Witnesses on both sides of the debate over whether to expand US crude oil exports used improved energy security and creation of more domestic jobs to support their viewpoints during a US Senate Energy and Natural Resources Committee hearing on the subject.
“It’s hard to believe that only a few years after campaigns for America’s energy independence were dominated by slogans such as ‘drill, baby, drill,’” Chairman Ronald L. Wyden (D-Ore.) said in his opening statement.
“Now, this country is in the enviable position of having choices about its energy future,” Wyden said, adding, “In other words, the question becomes how this energy boom can create the greatest benefit for America.”
Lisa Murkowski (R-Alas.), the committee’s ranking minority member, reiterated her Jan. 7 call for the US to lift its ban on crude exports (OGJ Online, Jan. 8, 2014). ““We should send a powerful signal to the world that the US is ready to reassert its role as a leader on energy,” she maintained.
Most federal laws enacted in the 1970s following the Arab oil embargo to stabilize domestic energy prices and supplies have been repealed, testified Harold Hamm, chief executive officer of Continental Resources Inc., Oklahoma City. Two which have not—the 1975 Energy Policy and Conservation Act and the 1979 Export Administration Act—essentially ban US crude exports, he told the committee.
“The popular belief is that we’re not exporting petroleum,” Hamm said, adding, “Nothing could be further from the truth. Major oil companies are exporting refined petroleum products like gasoline and diesel with no limitations. Why shouldn’t independent producers be allowed to do the same?”
But a second witness—Graeme Burnett, senior vice-president for fuel optimization at Atlanta-based Delta Airlines, which owns a Pennsylvania refinery that Phillips 66 Co. operates—warned that allowing unlimited US crude sales to foreign customers could harm oil product exports, which have grown dramatically the past few years.
“If we lift the export ban we would in essence be allowing the transport of crude out of a competitive market in this country and into a less-competitive global one controlled by a few oil-producing states,” he said. “Refined products, by contrast, are sold to foreign customers on markets controlled by supply and demand, not the Organization of Petroleum Exporting Countries.”
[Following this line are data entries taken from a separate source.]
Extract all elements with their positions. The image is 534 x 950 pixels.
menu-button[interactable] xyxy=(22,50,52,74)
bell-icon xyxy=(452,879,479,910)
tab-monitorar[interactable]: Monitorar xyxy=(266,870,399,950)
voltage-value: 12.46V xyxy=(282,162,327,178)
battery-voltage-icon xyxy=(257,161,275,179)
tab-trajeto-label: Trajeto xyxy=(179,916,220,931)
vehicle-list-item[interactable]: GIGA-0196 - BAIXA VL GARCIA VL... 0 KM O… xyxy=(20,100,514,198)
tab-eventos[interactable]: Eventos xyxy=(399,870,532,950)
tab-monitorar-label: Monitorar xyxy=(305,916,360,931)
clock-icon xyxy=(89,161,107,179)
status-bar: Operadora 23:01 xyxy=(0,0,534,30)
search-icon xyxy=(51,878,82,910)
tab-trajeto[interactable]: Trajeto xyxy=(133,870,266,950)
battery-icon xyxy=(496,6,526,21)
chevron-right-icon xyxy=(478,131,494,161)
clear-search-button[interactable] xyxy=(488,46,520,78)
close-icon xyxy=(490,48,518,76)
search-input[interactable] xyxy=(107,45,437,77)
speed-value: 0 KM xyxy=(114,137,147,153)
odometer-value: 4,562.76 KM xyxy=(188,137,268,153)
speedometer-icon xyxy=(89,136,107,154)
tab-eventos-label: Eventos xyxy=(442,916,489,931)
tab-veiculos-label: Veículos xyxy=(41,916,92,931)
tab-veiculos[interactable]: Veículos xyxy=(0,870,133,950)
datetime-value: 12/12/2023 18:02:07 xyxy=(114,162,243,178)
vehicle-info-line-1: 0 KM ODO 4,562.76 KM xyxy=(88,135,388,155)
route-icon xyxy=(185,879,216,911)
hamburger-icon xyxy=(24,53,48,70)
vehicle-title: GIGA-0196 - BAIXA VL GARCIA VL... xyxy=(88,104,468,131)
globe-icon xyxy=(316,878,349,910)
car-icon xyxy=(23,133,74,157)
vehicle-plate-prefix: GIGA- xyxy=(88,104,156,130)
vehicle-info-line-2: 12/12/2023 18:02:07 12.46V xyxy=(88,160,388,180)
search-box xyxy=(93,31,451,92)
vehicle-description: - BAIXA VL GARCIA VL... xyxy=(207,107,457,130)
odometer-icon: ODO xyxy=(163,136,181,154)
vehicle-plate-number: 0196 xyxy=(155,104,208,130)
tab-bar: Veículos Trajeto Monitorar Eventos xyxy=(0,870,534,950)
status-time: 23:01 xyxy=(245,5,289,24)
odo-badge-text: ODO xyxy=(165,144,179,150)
Asked by some committee members why product prices remain high in some parts of the country despite increased domestic production, Amy Myers Jaffe, executive director of energy and sustainability at the University of California at Davis’s Institute of Transportation Studies, said transportation bottlenecks and what she termed “the tyranny of geography” were responsible.
Make markets secure
“Supply bottlenecks, no matter how they’re created, will create problems,” Jaffe said, adding, “But a secure market will bring American consumers a lower price. The US should be a responsible participant in creating that globally.”
Daniel J. Weiss, a senior fellow and climate strategy director at the Center for American Progress in Washington, DC, conceded reduced crude imports and increased US production have made the US less vulnerable to a foreign supply disruption since 2008.
But the US Energy Information Administration predicts crude production growth will peak in 2019 and slowly decline thereafter, he continued. “Lifting the ban on crude oil exports could squander this new energy security and price stability,” Weiss cautioned, adding that a better long-term strategy would be to develop transportation fuel alternatives to petroleum.
“This is the first hearing on this subject,” Wyden said as it concluded. “It will not be the last.”